Sie werden geliebt oder gehasst, aber kalt lässt der rohe Beton brutalistischer Bauten kaum jemanden. Das Onlineprojekt „#SOSBrutalism“ ruft zur Rettung der von Abriss bedrohten Architektur auf. Nach der Blütezeit des Brutalismus zwischen den späten 50er- und frühen 80er-Jahren, geriet der von Vordenkern wie Le Corbusier geprägte modernistische Baustil mit freier Sicht aufs graue Material (béton brut: roher Beton) in Verruf. Die menschenfeindlich wirkende Anti-Idylle passte zum kompromisslos klingenden Namen wie die Faust aufs Auge, jedoch nicht mehr in die Zeit.
Mittlerweile erfreuen sich die kolossalen Bauten wieder wachsender Beliebtheit. Die „Brutalism Appreciation Society“ auf Facebook etwa verzeichnet rund 40.000 Mitglieder. Die lange als Bausünden betrachteten, bunkerhaft anmutenden Gebäude gelten als unkuschelig-urban und bedienen die Freude an der Dystopie.
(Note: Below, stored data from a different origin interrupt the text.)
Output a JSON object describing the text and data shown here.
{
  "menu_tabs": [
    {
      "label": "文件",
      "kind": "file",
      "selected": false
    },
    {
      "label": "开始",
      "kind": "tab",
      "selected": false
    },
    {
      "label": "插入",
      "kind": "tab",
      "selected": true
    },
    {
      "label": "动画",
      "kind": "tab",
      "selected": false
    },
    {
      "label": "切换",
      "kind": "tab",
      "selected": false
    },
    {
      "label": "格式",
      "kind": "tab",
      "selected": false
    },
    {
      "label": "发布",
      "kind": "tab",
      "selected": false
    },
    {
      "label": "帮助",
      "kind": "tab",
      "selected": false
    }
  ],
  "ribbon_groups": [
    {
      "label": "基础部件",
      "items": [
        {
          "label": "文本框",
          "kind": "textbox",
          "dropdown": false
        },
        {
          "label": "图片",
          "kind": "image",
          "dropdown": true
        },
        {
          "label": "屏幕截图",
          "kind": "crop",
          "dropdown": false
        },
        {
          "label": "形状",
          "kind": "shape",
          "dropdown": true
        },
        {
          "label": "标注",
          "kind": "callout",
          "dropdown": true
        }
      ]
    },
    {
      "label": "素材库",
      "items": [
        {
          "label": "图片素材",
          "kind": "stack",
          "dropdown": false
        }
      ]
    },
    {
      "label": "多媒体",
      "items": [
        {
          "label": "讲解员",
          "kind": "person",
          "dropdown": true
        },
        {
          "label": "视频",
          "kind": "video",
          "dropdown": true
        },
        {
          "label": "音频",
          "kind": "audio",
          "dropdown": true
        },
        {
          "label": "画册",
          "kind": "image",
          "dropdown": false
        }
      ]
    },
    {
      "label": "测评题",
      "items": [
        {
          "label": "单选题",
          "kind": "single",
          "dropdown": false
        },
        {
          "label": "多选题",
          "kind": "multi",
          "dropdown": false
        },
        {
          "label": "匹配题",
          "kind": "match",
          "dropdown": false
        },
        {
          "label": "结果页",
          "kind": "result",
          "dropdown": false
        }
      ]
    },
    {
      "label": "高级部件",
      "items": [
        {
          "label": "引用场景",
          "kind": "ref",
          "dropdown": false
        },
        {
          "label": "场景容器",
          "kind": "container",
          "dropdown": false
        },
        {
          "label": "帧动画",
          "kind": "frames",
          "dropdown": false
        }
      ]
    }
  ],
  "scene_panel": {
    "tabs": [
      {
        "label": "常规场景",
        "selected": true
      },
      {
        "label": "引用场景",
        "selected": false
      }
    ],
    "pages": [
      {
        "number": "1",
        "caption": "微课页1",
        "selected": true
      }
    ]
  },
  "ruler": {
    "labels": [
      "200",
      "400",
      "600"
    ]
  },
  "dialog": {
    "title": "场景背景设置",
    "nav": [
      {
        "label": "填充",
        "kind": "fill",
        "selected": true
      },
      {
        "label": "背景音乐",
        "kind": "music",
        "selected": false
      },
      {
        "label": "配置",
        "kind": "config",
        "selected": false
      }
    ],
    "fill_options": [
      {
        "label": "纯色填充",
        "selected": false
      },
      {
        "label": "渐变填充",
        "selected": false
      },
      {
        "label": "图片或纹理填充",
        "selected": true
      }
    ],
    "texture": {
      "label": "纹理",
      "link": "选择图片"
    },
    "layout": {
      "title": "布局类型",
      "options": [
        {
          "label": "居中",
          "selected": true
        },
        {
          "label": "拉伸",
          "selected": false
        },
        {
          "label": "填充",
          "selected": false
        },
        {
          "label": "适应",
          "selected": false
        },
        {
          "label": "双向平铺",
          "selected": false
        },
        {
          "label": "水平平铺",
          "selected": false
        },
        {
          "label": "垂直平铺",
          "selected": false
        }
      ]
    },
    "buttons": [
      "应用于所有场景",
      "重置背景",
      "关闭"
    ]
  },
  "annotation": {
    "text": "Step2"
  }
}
Ihre faszinierende, dramatische Ästhetik kommt insbesondere in schwarz-weißer Fotografie zum Ausdruck – ideale Motive zur Versendung unter Internetfreunden.
Weil zahlreiche Bauten von Abriss oder entstellenden Umbauten bedroht sind, rufen das Deutsche Architekturmuseum (DAM) und die Stiftung Wüstenrot die Liebhaber des Brutalismus online zur Rettung der Betonmonster auf. Auf der Plattform #SOSBrutalism wächst eine Datenbank, die gegenwärtig über 700 brutalistische Bauten aus aller Welt dokumentiert. Jeder User kann Fotos und Informationen beisteuern und sich darüber in den sozialen Medien mit Gleichgesinnten austauschen. Im März 2017 werden die Ergebnisse des brutalistischen Notrufs in einer Ausstellung im DAM gezeigt.